3.3 Expanded Social Network Analysis
For our SNA in Gephi, each keyword is a node linked by co-occurrences in the same job description:
- High-Degree Nodes
- Python and SQL consistently appear in tandem with diverse tools and concepts, reflecting their foundational role in data workflows.
- AWS also ranks high in node connections, highlighting the prevalent use of Amazon’s cloud services.
- Bridging Keywords
- Python demonstrates notable betweenness centrality, linking machine learning tasks with code maintenance and version control.
- Data infrastructure forms a bridge between pipeline tools (Snowflake, Airflow) and multi-cloud requirements (AWS, Azure).
- Community Pockets
- A sub-community of ML-oriented keywords (e.g., “machine learning,” “pandas,” “analytics engineer”) co-occurs frequently, signaling the integration of ML tasks within Data Engineering pipelines.

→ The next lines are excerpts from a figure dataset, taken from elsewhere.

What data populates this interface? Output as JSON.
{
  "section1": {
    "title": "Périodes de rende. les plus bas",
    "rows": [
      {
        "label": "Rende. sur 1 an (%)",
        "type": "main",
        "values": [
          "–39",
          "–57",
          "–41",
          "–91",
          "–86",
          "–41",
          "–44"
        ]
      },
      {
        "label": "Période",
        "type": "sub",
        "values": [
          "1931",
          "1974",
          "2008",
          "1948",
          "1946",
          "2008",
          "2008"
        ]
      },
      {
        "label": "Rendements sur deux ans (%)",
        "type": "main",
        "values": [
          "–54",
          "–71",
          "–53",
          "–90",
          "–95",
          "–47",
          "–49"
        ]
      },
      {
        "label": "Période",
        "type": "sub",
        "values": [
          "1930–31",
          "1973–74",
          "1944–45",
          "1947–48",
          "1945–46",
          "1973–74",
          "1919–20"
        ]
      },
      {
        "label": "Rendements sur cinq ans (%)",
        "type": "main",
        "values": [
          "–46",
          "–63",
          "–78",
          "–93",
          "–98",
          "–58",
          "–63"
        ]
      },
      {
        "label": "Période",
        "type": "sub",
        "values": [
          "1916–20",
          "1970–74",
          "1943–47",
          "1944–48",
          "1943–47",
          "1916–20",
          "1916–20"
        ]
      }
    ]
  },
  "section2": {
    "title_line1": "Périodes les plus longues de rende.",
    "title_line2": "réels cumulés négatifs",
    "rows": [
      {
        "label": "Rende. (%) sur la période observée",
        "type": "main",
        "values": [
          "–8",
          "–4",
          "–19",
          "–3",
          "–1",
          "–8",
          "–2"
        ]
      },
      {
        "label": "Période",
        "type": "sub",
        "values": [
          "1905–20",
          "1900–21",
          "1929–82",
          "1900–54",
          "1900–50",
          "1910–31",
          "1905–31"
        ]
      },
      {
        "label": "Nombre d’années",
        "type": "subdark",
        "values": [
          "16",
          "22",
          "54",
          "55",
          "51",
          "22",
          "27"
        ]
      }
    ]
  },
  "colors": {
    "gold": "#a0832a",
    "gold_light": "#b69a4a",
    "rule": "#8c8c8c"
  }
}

- Another cluster combines cloud infrastructure with pipeline tools, revealing a strong synergy between scaling architectures and orchestrating data flows.
- Soft-Skill Intersection
- “team deliver,” “mentoring team,” and “crossfunctional” connect to both technical keywords (pipeline, Python) and stakeholder-oriented terms, highlighting the interplay of communication and coding expertise.
Overall, the SNA reveals how frequently mentioned skills (e.g., Python, SQL) act as hubs, while related keywords (e.g., “airflow,” “machine learning”) form specialized clusters that branch out from these core competencies.
4. Insights
- Python and SQL as Cornerstone Skills
- The frequency table, clustering, and SNA collectively indicate that Python and SQL dominate job requirements, serving as the backbone for data manipulation and pipeline tasks.
- Evolving Cloud Demand
- High frequencies for “cloud infrastructure” (59), “aws” (25), and “microsoft azure” (18) confirm the push toward multi-cloud expertise.
- Cloud solutions tightly integrate with pipeline tools such as Snowflake and Airflow.
- Collaboration & Stakeholder Focus
- Unexpectedly high frequencies for “team deliver” (165), “relationship delivering” (20), and “crossfunctional” (19) illustrate the necessity for strong communication and collaborative abilities in Data Engineering.
- Machine Learning On the Rise
- The presence of “machine learning” (41) alongside robust co-occurrences in SNA suggests a rising emphasis on operationalizing ML models within Data Engineering pipelines.
5. Conclusion
In this text mining project, we integrated hierarchical clustering and Social Network Analysis to uncover the trends shaping Data Engineering roles in the UK. The keyword frequency table highlights the preeminence of “data engineer,” “team deliver,” and “python,” underscoring the dual requirement of technical prowess and collaborative capabilities. Hierarchical clustering groups these keywords into thematic clusters, while the SNA visualization shows how skills and tools co-occur and form network communities in practical contexts.
Overall, the findings confirm that Data Engineering demands strong coding fundamentals (Python, SQL), orchestration/pipeline expertise (Airflow, Snowflake), cloud proficiency (AWS, Azure), and cross-team collaboration. As the data domain continues to evolve—integrating machine learning and advanced analytics—professionals who balance these capabilities are well-positioned to meet industry needs, and employers can optimize their hiring strategies by focusing on these core skill sets.